Dal presidio in piazza Montecitorio il grido: “Ritirate il ddl Pillon. Noi non ci ritireremo”. E Zingaretti annuncia la “maratona di interventi del Pd”

In un’Italia che il governo grillo-leghista ha trasformato in una trincea quotidiana, con l’agenda politica e di governo costantemente occupata da temi portatori di divisioni e conflitti, oggi è stata la giornata del ddl Pillon, dal nome del senatore della Lega, cattolico integralista e tra gli organizzatori del Family Day, che l’ha presentato. Un provvedimento che apporta una seria di modifiche in materia di diritto di famiglia, separazione e affido condiviso dei figli minori, introducendo misure come la mediazione obbligatoria e il mantenimento in forma diretta senza automatismi e portando nel nostro ordinamento concetti come il “piano genitoriale” e l’alienazione genitoriale, senza mai considerare in maniera esplicita i casi di violenza e di maltrattamento familiare.

Una legge criticata e giudicata inemendabile non solo dai movimenti femministi, ma anche da diverse associazioni di avvocati, psicologi, giudici minorili e operatori del settore, fino ad arrivare all’Onu, con la lettera preoccupata che le relatrici speciali sulla violenza e la discriminazione contro le donne hanno scritto al governo italiano lo scorso ottobre.

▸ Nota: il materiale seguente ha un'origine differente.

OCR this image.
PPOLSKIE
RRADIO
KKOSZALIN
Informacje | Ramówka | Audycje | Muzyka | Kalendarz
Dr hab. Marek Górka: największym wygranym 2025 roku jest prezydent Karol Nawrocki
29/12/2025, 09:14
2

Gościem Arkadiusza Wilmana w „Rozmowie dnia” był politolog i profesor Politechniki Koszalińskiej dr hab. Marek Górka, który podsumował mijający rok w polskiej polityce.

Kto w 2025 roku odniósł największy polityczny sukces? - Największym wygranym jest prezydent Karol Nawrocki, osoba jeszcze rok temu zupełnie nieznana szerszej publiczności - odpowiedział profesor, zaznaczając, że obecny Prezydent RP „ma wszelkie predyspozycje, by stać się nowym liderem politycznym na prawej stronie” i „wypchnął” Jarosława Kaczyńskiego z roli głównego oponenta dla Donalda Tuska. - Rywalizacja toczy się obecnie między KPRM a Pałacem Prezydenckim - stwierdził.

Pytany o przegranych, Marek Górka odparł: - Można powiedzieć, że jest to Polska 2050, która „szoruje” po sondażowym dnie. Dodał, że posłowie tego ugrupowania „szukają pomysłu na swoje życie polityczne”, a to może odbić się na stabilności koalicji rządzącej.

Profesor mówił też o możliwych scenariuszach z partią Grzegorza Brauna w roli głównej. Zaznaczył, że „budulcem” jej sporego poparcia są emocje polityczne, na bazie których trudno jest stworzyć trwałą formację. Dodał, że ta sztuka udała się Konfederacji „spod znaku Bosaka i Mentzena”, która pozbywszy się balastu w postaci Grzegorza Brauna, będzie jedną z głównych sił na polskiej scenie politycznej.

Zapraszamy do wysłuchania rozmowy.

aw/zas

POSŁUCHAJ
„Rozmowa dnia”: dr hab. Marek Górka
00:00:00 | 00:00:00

Due gli eventi che hanno occupato il campo di battaglia odierno: l’inizio in commissione Giustizia al Senato della discussione sul Disegno di legge, e il presidio che la rete di movimenti e organizzazioni che si oppongono al provvedimento ha organizzato davanti a Montecitorio. Con lo slogan “Ritirate il ddl Pillon. Noi non ci ritiriamo”, si sono ritrovate in piazza la rete dei centri antiviolenza D.i.Re, la Casa internazionale delle donne, CGIL, ARCI, la ong Differenza Donna, Rebel Network, l’UDI e il Coordinamento italiano dei servizi maltrattamento all’infanzia, insieme a molti parlamentari dell’opposizione a cui si è aggiunta, a sorpresa, anche la cantante Fiorella Mannoia. La mobilitazione è iniziata srotolando due lunghissimi striscioni di 50 metri l’uno, contenenti la lista dei nomi dei primi 150mila firmatari della petizione che su change.org chiede il ritiro del disegno di legge.

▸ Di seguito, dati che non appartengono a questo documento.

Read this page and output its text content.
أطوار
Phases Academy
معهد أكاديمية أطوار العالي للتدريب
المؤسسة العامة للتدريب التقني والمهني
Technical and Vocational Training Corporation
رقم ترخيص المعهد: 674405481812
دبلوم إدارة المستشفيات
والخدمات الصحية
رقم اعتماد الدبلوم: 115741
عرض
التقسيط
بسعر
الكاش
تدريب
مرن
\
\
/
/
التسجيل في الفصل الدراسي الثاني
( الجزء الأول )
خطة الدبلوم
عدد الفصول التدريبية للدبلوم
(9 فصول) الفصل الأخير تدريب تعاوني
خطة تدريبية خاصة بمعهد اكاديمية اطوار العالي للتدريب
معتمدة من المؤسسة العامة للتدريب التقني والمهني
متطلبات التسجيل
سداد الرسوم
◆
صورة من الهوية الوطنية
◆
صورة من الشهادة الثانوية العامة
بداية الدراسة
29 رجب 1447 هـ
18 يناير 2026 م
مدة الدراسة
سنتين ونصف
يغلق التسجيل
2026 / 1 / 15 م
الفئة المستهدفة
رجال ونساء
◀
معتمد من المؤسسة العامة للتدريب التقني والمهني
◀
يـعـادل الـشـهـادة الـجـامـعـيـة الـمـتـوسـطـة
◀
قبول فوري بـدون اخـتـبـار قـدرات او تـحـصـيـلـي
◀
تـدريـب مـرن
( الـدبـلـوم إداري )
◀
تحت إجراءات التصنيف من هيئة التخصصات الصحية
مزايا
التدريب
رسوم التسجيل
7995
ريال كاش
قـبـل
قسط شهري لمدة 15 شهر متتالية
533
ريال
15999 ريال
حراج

Una piazza in cui è risuonato l’annuncio del sottosegretario M5S Vincenzo Spadafora, poi smentito dai fatti, che aveva detto: “Per noi quel testo non esiste più”. “Se davvero quel testo fosse stato archiviato dai 5stelle – ha detto da piazza Montecitorio la sentarice dem Monica Cirinnà –  oggi non doveva essere al calendario di Commissione Giustizia. E’ la prova che che il governo vero ce l’ha in mano la Lega“.

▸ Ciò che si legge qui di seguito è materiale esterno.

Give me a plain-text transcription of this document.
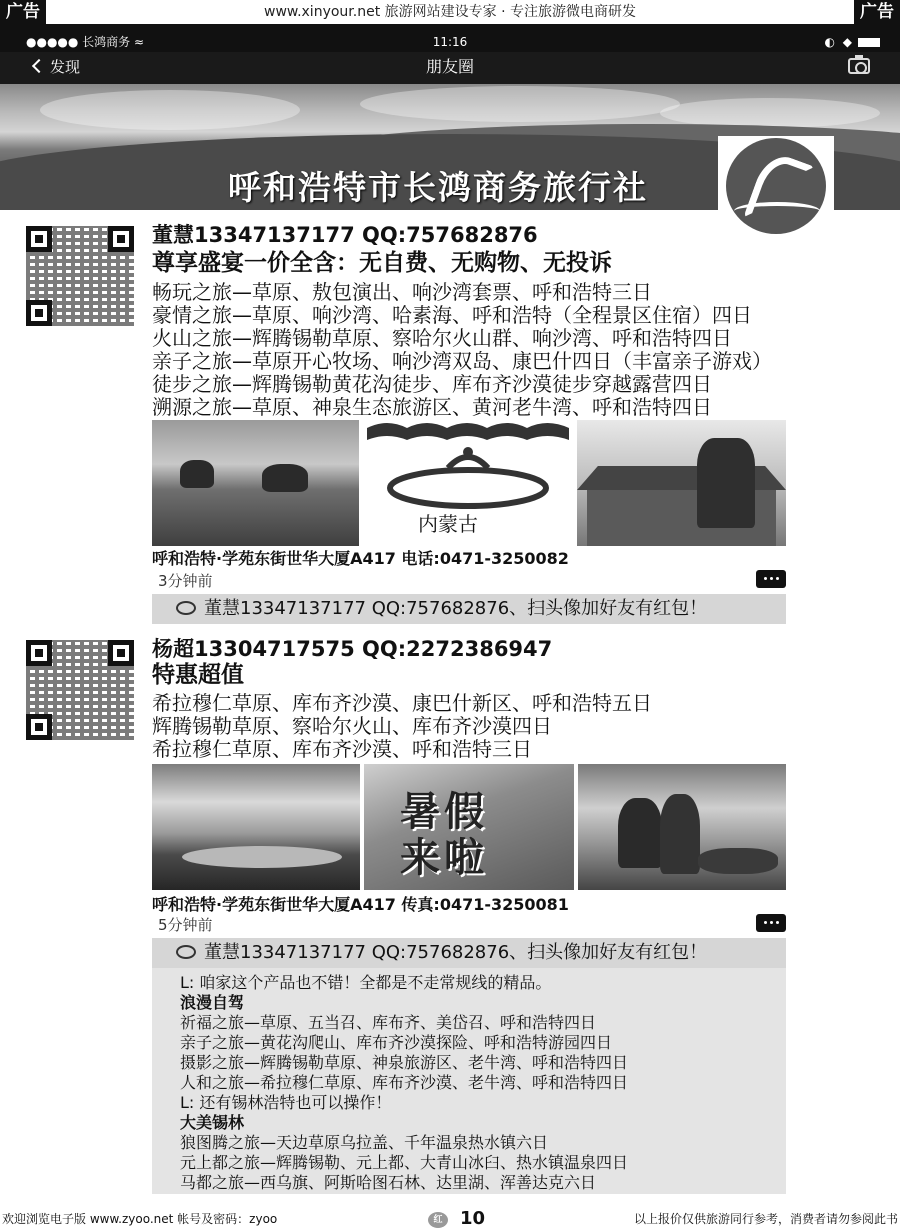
广告	www.xinyour.net 旅游网站建设专家 · 专注旅游微电商研发	广告
●●●●● 长鸿商务 ≈	11:16	◐ ◆
发现	朋友圈
呼和浩特市长鸿商务旅行社
董慧13347137177 QQ:757682876
尊享盛宴一价全含：无自费、无购物、无投诉
畅玩之旅—草原、敖包演出、响沙湾套票、呼和浩特三日
豪情之旅—草原、响沙湾、哈素海、呼和浩特（全程景区住宿）四日
火山之旅—辉腾锡勒草原、察哈尔火山群、响沙湾、呼和浩特四日
亲子之旅—草原开心牧场、响沙湾双岛、康巴什四日（丰富亲子游戏）
徒步之旅—辉腾锡勒黄花沟徒步、库布齐沙漠徒步穿越露营四日
溯源之旅—草原、神泉生态旅游区、黄河老牛湾、呼和浩特四日
内蒙古
呼和浩特·学苑东街世华大厦A417 电话:0471-3250082
3分钟前
董慧13347137177 QQ:757682876、扫头像加好友有红包！
杨超13304717575 QQ:2272386947
特惠超值
希拉穆仁草原、库布齐沙漠、康巴什新区、呼和浩特五日
辉腾锡勒草原、察哈尔火山、库布齐沙漠四日
希拉穆仁草原、库布齐沙漠、呼和浩特三日
暑假
来啦
呼和浩特·学苑东街世华大厦A417 传真:0471-3250081
5分钟前
董慧13347137177 QQ:757682876、扫头像加好友有红包！
L: 咱家这个产品也不错！全都是不走常规线的精品。
浪漫自驾
祈福之旅—草原、五当召、库布齐、美岱召、呼和浩特四日
亲子之旅—黄花沟爬山、库布齐沙漠探险、呼和浩特游园四日
摄影之旅—辉腾锡勒草原、神泉旅游区、老牛湾、呼和浩特四日
人和之旅—希拉穆仁草原、库布齐沙漠、老牛湾、呼和浩特四日
L: 还有锡林浩特也可以操作！
大美锡林
狼图腾之旅—天边草原乌拉盖、千年温泉热水镇六日
元上都之旅—辉腾锡勒、元上都、大青山冰臼、热水镇温泉四日
马都之旅—西乌旗、阿斯哈图石林、达里湖、浑善达克六日
欢迎浏览电子版 www.zyoo.net 帐号及密码：zyoo	红 10	以上报价仅供旅游同行参考，消费者请勿参阅此书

Al termine del presidio, e prima dell’inizio della discussione in commissione, il Pd ha annunciato in conferenza stampa l’intenzione di usare tutti i mezzi a disposizione per evitare l’approdo nell’Aula di Palazzo Madama del provvedimento. Un annuncio subito rilanciato dal segretario nazionale, Nicola Zingaretti, che ha lanciato la “maratona di interventi delle senatrici e dei senatori del Pd in commissione Giustizia” per dire che “noi non arretreremo di un millimetro finché quel testo, figlio di una cultura machista e retrograda, non verrà ritirato”.
“Il ddl Pillon non è emendabile, né migliorabile – ha aggiunto Zingaretti -: va semplicemente cestinato. Noi lo diciamo da mesi e su questo punto speriamo che entrambe le forze di maggioranza, al di là degli annunci di Di Maio, procedano con coerenza”.